Comme elle ne regardait point du côté d’Émile Keraudet, il pouvait, lui, la regarder à son aise : ainsi posée sur la cime du coteau, dans un nuage de gaze violette, et baignée des rayons du soleil couchant, en même temps que des effluves plus divines de la bienfaisance attristée, cette jeune femme était ravissante comme une de ces créations que l’imagination des poëtes donne pour modèle à la réalité. En la contemplant, les yeux d’Émile s’emplirent d’une admiration qui allait jusqu’à l’éblouissement. Ceux de Mme de Carzet, détachés de la pensée qui les avait un moment fixés, considéraient maintenant le paysage splendide qui se déroulait devant eux.

Du haut de cette colline, on domine le cours de la Loire, sur une étendue de dix à onze lieues, de Saint-Étienne de Montluc à son embouchure dans l’océan. L’écart du Sillon de Bretagne met de ce côté deux lieues de prairies entre le coteau et le fleuve, qui se montre au loin sous la forme d’une large bande étincelante ou jaunie, tandis que les coteaux de la rive opposée n’apparaissent qu’enveloppés de ce voile bleuâtre dont l’éloignement revêt les objets.

Le soleil, s’abaissant à l’horizon, faisait alors succéder à l’illumination générale du jour toutes les munificences particulières qu’il dispense à cette heure en souverain capricieux, tantôt sur les humbles, tantôt sur les superbes de son royaume ; ici, baignant de flots d’or les herbes folles, échevelées d’allégresse ; là, transfigurant la cime des grands chênes ; illuminant au loin le mât d’une barque de pêche, plus près le clocher de l’église, les toits du village, et, sur les coteaux, le vernis reluisant des bois ; ici, mirant sa face éblouissante dans l’étroite lucarne d’une pauvre demeure, et là-bas faisant de tel point du fleuve comme une immense cuve d’or en fusion.

Une partie des prairies, au pied des collines, était déjà dans l’ombre, tandis que sur l’autre de grandes nappes de lumière, qui semblaient ramper, se retiraient lentement. Çà et là, dans le réseau des canaux qui drainent ces prairies, on voyait des feux éclater, d’autres feux s’éteindre, et les silhouettes des arbres se dessiner, de plus en plus allongées, sur le sol. Au milieu de la Loire, un point noir, surmonté d’une trace fumeuse, glissait, et, derrière une flottille de bateau à l’ancre, Paimbœuf, réunissant en un seul foyer tous les rayons de ses vitres embrassées, flamboyait. Enfin, à l’extrémité de l’horizon, sur la droite, entre deux pointes qui forment, à l’entrée de l’Océan, comme une porte ouverte sur l’immensité, un des grands transatlantiques, sortant de Saint-Nazaire, détachait sa mâture élégante sur l’embrassement du ciel, et semblait nager dans une mer de feux.

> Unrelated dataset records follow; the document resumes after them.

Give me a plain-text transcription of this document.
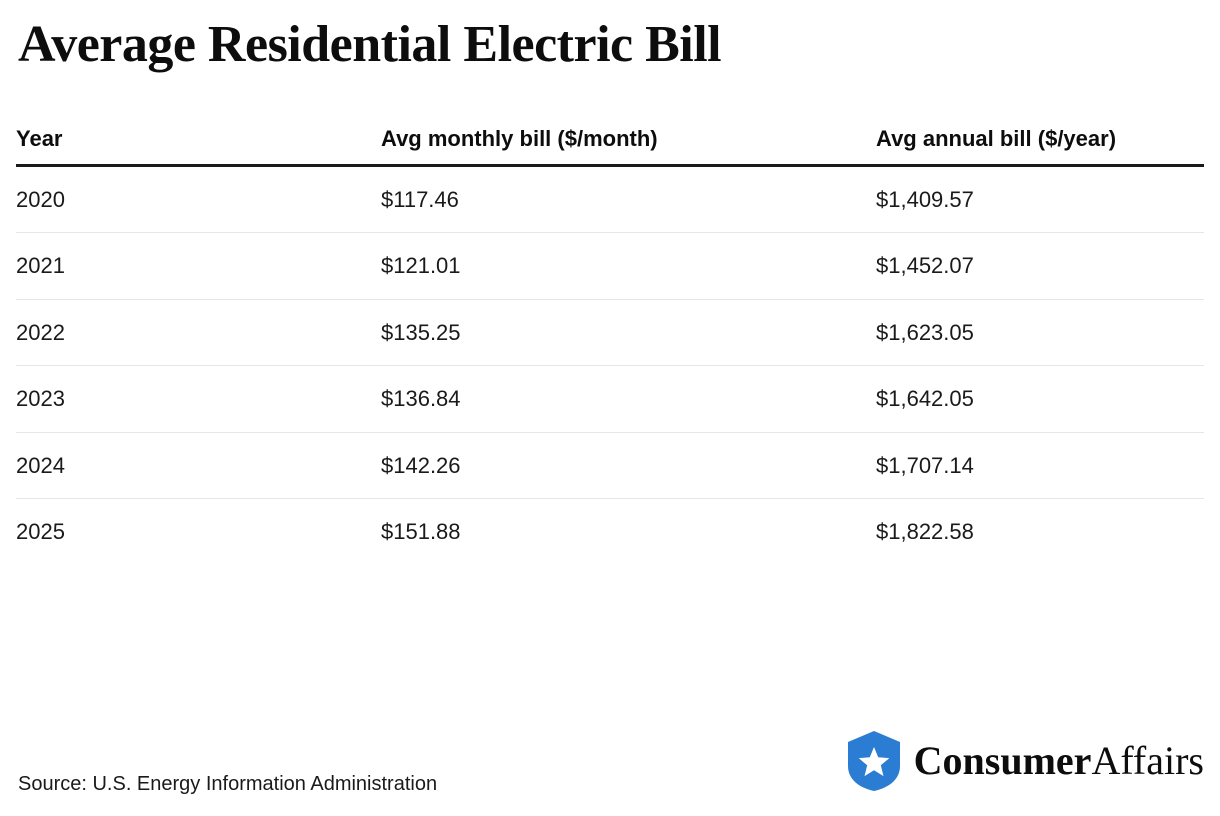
Average Residential Electric Bill
Year	Avg monthly bill ($/month)	Avg annual bill ($/year)

2020	$117.46	$1,409.57
2021	$121.01	$1,452.07
2022	$135.25	$1,623.05
2023	$136.84	$1,642.05
2024	$142.26	$1,707.14
2025	$151.88	$1,822.58
Source: U.S. Energy Information Administration
ConsumerAffairs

À ces splendeurs s’ajoutait la grâce du paysage rural qui entourait immédiatement nos contemplateurs, et dont l’ensemble harmonieux emprunte sa physionomie à d’indescriptibles détails.

C’est le bois, la maison, l’arbre, le pâturage, pareils de noms, mais toujours particuliers et divers ; une fumée qui s’élève, un champ qui ondoie, le troupeau lent et rêveur, l’enfant qui jette aux échos ses cris, la charrette pesante, chargée d’herbes dont elle secoue les parfums dans l’air ; la femme qui passe, portant l’aliment des travailleurs ; le faucheur avec sa faux, pittoresquement dressé au-dessus de sa tête ; le mulet chargé de blé qui monte le coteau ; voix, mugissements, cris, chants, harmonies, haleines, formes, parfums, couleurs…

— Tout cela est admirablement beau, monsieur, dit ou exhala plutôt, la jeune femme en tournant vers son interlocuteur un visage ému.

— C’est le coucher de soleil le plus splendide que jamais j’aie contemplé, répondit Émile Keraudet, sans se rendre compte à lui-même de toute la portée de cette opinion, bien qu’il ajoutât immédiatement :

— Et cependant je viens souvent ici, car c’est un des plus beaux points de vue des environs.

— J’y viens souvent aussi, reprit Mme Carzet, et chaque fois ce sont des beautés différentes. La vue que nous avons de la Ravine est charmante, mais bornée en comparaison. Comme on est mieux ici qu’au milieu des murs de Paris ! dit-elle en jetant sur le paysage un nouveau regard charmé. Tant de beauté, c’est déjà presque du bonheur !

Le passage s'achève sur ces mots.